King of Kanauj
- Reign: 8th century CE
- Predecessor: Āma
- Successor: Bhoja
- Spouse: Padma
- Issue: Bhoja
- Father: Āma
- Mother: ?
- Religion: Jainism

= Dunduka =

Dunduka was a king of the state of Kannauj in North India during the early 8th century CE.

==Early life==
Dunduka was the son and successor of Āma, the king of Kannauj and surrounding areas during the late 8th century CE. Āma, his father, had lost control of Kannauj, and moved to Gopagiri (modern Gwalior). Being under Jain influence, Āma abdicated the throne in favour of Dunduka.

==Reign==
Dunduka was an immoral and cruel person, who was the ruler of a small and reduced territory.

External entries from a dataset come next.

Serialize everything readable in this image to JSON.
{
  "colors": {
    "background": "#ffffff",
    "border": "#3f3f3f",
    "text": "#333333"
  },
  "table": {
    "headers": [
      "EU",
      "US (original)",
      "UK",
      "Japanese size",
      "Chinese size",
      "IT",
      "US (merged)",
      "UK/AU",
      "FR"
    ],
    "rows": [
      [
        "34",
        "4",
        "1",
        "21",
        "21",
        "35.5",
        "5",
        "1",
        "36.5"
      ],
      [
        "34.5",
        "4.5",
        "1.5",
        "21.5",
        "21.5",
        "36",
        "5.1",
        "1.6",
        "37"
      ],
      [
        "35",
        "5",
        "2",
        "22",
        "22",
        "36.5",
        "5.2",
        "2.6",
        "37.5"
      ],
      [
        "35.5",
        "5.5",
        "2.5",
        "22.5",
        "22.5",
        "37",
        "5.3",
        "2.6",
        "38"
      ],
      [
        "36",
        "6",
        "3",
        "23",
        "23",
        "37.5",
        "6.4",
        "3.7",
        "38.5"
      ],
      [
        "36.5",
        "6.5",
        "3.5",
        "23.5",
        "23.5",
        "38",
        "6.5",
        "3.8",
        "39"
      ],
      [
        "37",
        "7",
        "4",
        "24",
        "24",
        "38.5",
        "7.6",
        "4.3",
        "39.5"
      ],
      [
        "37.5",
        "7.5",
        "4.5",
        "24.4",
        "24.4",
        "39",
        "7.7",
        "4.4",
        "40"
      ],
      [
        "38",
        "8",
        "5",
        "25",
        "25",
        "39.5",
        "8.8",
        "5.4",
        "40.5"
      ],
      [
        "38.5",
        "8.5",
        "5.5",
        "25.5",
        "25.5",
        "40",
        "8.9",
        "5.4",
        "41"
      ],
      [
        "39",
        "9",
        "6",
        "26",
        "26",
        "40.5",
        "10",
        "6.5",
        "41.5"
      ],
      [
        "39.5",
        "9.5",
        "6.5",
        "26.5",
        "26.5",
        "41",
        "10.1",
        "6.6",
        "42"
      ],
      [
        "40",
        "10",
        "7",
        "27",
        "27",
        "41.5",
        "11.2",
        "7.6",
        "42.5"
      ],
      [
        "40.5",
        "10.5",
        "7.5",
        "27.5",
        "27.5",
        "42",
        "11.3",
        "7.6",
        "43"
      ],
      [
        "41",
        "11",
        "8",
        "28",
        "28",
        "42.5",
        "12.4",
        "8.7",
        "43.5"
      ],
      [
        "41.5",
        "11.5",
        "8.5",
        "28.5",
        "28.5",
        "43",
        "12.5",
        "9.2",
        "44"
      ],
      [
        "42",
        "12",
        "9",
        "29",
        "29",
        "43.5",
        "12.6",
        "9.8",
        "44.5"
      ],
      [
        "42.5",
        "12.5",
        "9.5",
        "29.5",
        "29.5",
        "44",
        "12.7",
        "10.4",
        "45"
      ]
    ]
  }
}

He did not take any interest in his royal duties and neglected his queen Padma. He indulged in debauchery and was pleasure-loving. He is described as "immoral" in the Gaudavaho as well. He even made several futile attempts to kill his own son, Bhoja, who was born to Padma. Later, Dunduka was killed by his son Bhoja (not to be confused with Mihira Bhoja), for the throne.

He is considered as an unsuccessful ruler. Āma, his father, he himself, and his son Bhoja are considered as insignificant rulers, who achieved nothing important and reigned for a brief period of 15-20 years. There is no information about Bhoja's successors.

==Religion==
Dunduka was a follower of Jainism and followed the monk Trivarga.